After a diagnosis of hyperthyroidism is made, the doctor may also want to do:
- An antithyroid antibody test. This test can help diagnose Graves’ disease and autoimmune thyroiditis.
- A radioactive thyroid scan and radioactive iodine uptake tests, which use radiation and a special camera to find out the cause of the hyperthyroidism.
Treatment
Several treatments for hyperthyroidism exist. Choice of treatment depends on the patients age, physical condition and the severity of the disorder.

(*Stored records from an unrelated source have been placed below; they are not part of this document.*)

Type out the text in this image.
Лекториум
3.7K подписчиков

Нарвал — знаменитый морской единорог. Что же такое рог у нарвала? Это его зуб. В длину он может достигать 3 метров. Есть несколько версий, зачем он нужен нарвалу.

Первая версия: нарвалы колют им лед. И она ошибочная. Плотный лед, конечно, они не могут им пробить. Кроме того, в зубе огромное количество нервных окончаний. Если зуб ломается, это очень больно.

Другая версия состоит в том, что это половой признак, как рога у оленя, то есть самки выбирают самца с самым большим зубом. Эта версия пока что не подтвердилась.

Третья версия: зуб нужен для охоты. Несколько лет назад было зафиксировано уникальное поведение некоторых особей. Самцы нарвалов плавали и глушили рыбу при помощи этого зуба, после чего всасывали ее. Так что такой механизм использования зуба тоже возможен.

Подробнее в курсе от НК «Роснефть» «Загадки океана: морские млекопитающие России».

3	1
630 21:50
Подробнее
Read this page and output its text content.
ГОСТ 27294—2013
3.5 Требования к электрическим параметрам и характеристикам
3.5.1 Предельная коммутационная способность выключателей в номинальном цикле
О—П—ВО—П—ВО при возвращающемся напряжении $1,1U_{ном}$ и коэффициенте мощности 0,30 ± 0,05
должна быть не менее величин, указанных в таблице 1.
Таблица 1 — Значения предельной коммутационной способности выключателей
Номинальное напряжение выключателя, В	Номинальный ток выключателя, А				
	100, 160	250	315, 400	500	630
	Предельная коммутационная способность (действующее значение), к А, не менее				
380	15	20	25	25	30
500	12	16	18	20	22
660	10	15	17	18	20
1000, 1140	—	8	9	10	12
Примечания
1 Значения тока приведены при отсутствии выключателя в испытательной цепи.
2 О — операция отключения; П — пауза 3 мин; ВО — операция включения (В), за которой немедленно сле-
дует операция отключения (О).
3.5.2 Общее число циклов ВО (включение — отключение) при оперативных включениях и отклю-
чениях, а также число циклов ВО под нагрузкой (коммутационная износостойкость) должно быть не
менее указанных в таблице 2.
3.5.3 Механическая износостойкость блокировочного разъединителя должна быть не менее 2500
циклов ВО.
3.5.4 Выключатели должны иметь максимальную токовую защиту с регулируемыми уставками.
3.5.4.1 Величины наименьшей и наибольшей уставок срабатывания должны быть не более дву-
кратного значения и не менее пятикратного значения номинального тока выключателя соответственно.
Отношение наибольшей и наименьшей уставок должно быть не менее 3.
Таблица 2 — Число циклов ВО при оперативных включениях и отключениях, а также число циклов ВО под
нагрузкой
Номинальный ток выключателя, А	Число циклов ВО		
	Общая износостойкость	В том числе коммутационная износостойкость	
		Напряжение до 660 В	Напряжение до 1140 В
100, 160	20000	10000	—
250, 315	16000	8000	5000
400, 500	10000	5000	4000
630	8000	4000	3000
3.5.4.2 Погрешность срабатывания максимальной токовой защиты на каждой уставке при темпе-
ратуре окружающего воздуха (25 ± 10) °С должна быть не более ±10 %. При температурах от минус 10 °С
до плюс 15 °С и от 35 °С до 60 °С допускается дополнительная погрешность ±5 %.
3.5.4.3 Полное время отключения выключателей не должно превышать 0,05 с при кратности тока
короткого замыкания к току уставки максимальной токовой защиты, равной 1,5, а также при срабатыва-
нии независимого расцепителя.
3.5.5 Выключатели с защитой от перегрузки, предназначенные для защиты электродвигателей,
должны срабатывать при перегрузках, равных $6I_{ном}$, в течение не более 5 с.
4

Radioactive iodine. Taken by mouth, radioactive iodine is absorbed by the thyroid gland, where it causes the gland to shrink and destroys the thyroid producing cells effectively causing symptoms to subside, usually within three to six months. This treatment may also cause the thyroid gland to be underactive (hypothyroidism), and thyroxine replacement may become necessary.
Anti-thyroid medications. These medications gradually reduce symptoms of hyperthyroidism by preventing the thyroid gland from producing excess amounts of hormones. They include propylthiouracil and methimazole (Tapazole). Symptoms usually begin to improve in six to 12 weeks, but treatment with anti-thyroid medications typically continues at least a year and often longer.
Beta blockers. These drugs are commonly used to treat high blood pressure. They do act on the thyroid but they can reduce a rapid heart rate and help prevent palpitations which are usually troubling symptoms for people with hyperthyroidism.
Surgery (thyroidectomy).
Sometimes, a portion or all of the thyroid gland may have to be surgically removed. When this happens, thyroid hormone supplements must be taken to prevent hypothyroidism. This is usually as a last resort when patients are either unable to tolerate other treatments or the treatments are no longer working.